Adding extention cabinet to Ampeg BA115.

Discussion in 'Amps and Cabs [BG]' started by pricey, Jul 2, 2008.

  1. pricey


    Jun 6, 2008
    I have an Ampeg BA115 100W combo amp which is fitted with an internal 15" 150W 4 ohm speaker and a piezo tweeter. I am interested in adding a 4x10 extention cab to this amp in the future and have a few questions relating to this.

    1) The amp doesn't have an external speaker jack, to add one myself would it just be a simple matter of adding a TS jack in paralell to the wires already connecting the internal speaker? I want the cab to run simultaniously with the 15" internal speaker, not to cut it out.

    2) I understand that incorrect amount of ohms can damage the power amp, the internal speaker is 4 ohms so what impedence of cab would I need to buy to avoid damaging the power amp? What effect on the output power of the amp would this have, I assume that it will reduce my wattage, because it will be driving more speakers, but by how much? I am willing to sacrifice some power for a bit of articulation to my tone. Most gigs I play are with PA back up with the amp miced where possible so It only really gets used as a monitor anyway.

    3) In the future I'd hope to upgrade and get myself a proper Ampeg SVT head, so I want the cab I choose to be able to accomodate this upgrade and not limit me. Any advice?

    I know thats a lot to ask, I hope someone will be able to help out in some way!
  2. lug

    lug Supporting Member

    Feb 11, 2005
    League City, Tx
    4 ohm is probably the minimum impedance the amp can handle. You would have to bypass the internal speaker or wire the new output in series with the existing speaker. Neither way is really optimal.
  3. RickenBoogie


    Jul 22, 2007
    Dallas, TX
    Not possible with that amp. That's why it has no ext spkr output. Better off going with another amp altogether, even another combo with the required output. Most combos that DO have ext spkr outputs will actually go up in power output with an ext spkr.
  4. pricey


    Jun 6, 2008
    Ah, okay.
    Thanks for the help.

    The one 15" will do me for now, I guess it would just be nice having the clarity of the 10s, but I'll wait till I need a whole bigger amp.

    Thanks again!
  5. jamzcl


    Jul 21, 2004
    Des Moines, IA USA
  6. anderbass


    Dec 20, 2005
    Phoenix. Az.
    Actually... You could.

    If you were to simply cut your combos speaker wires and install male/female 1/4" jacks "in-line", similar to mine here:

    (female jack to amp / male 1/4" to speaker)

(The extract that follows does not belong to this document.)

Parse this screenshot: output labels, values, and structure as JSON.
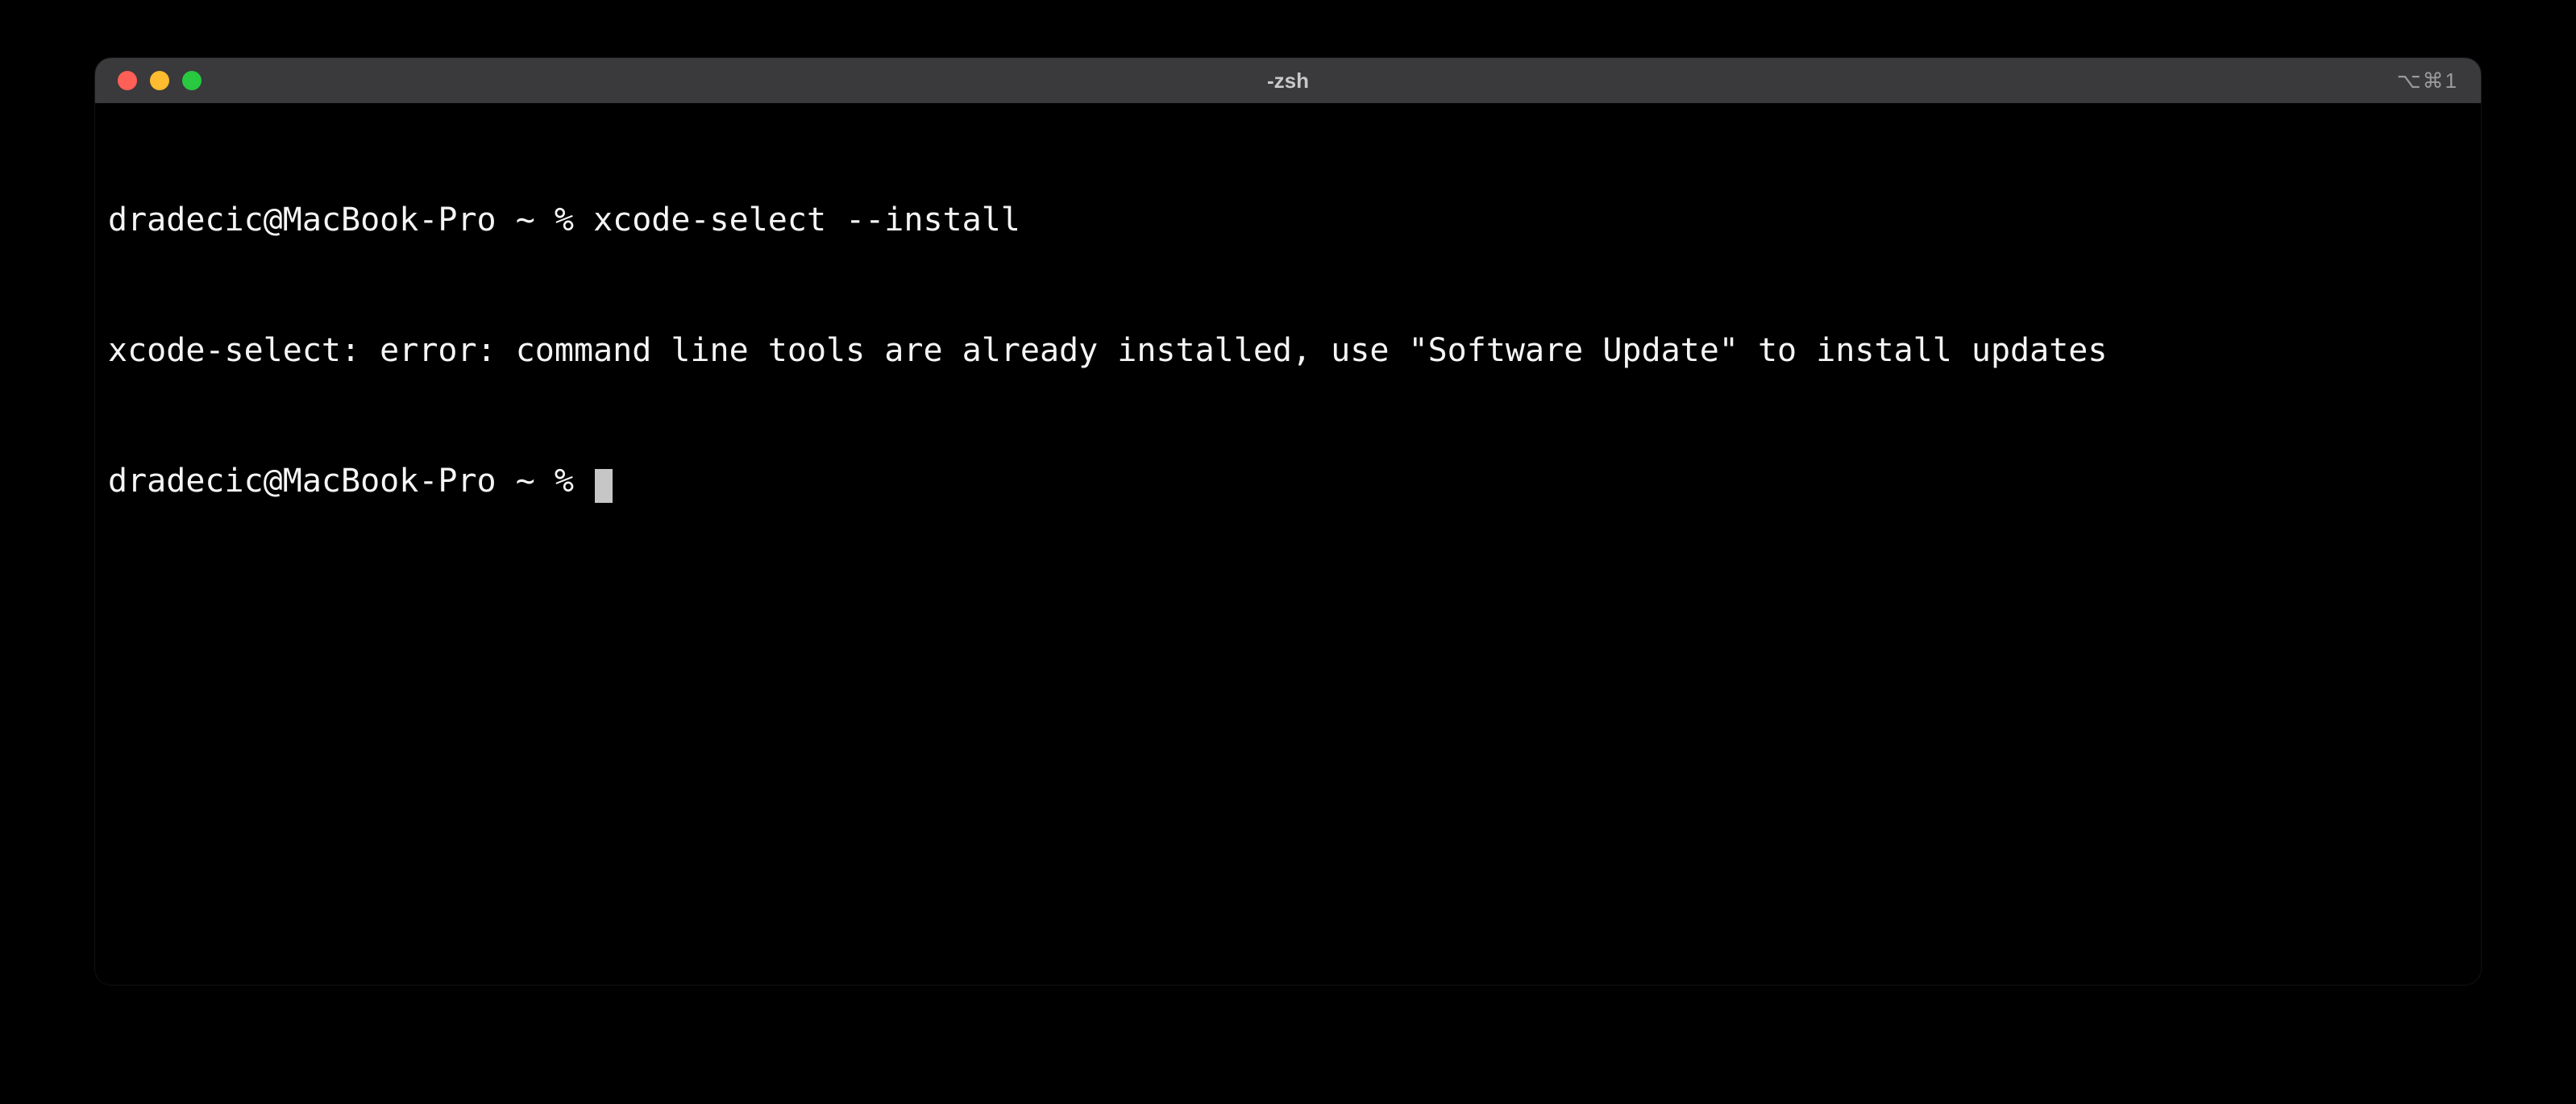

    And then connected the combo's new speaker plug and the plug running from your secondary 4 ohm cab together through a series adaptor Y-cable like this home made one:


    Your two 4 ohm cabs (connected in series) would then become a combined speaker load of 8 ohms...

    The series Y-cord is wired:

    The male 1/4" positive (tip), to the first female jacks positive.

    Then just loop the first females negative over to the second female jacks positive post.

    The second female jacks negative then connects to the male 1/4" ground. (sleeve)

    Just make sure you use quality speaker grade plugs/jacks and also that you keep your combos positive and negative speaker wires connected the same way (proper-phase) through the new plugs.
  7. loncoaudio


    Oct 2, 2012
    so if u do this to the combo can u still use it the same as if there was no extension cab? i want to do this to my tc electronics combo so i can use my 8 ohm extension cab... this would be awesome! thanks so much
  8. loncoaudio


    Oct 2, 2012
    also my combo is 4 ohms tc electronics bg250 it has a 4 ohm speaker and horn already running the amp down to its max 4 ohm load... i want to add my 8 ohm extension cab... any thoughts without changing the internal speaker to 8 ohms... i dont want to do that..and i know parallel would run me down to 2.6 ohms i think which is too much... if i series that will put me at 12 ohms and cut my power down quite a bit right??
  9. walterw

    walterw Supportive Fender Commercial User

    Feb 20, 2009
    Yeah, series-wiring just gets you twice the speakers getting half the power, so not much point there.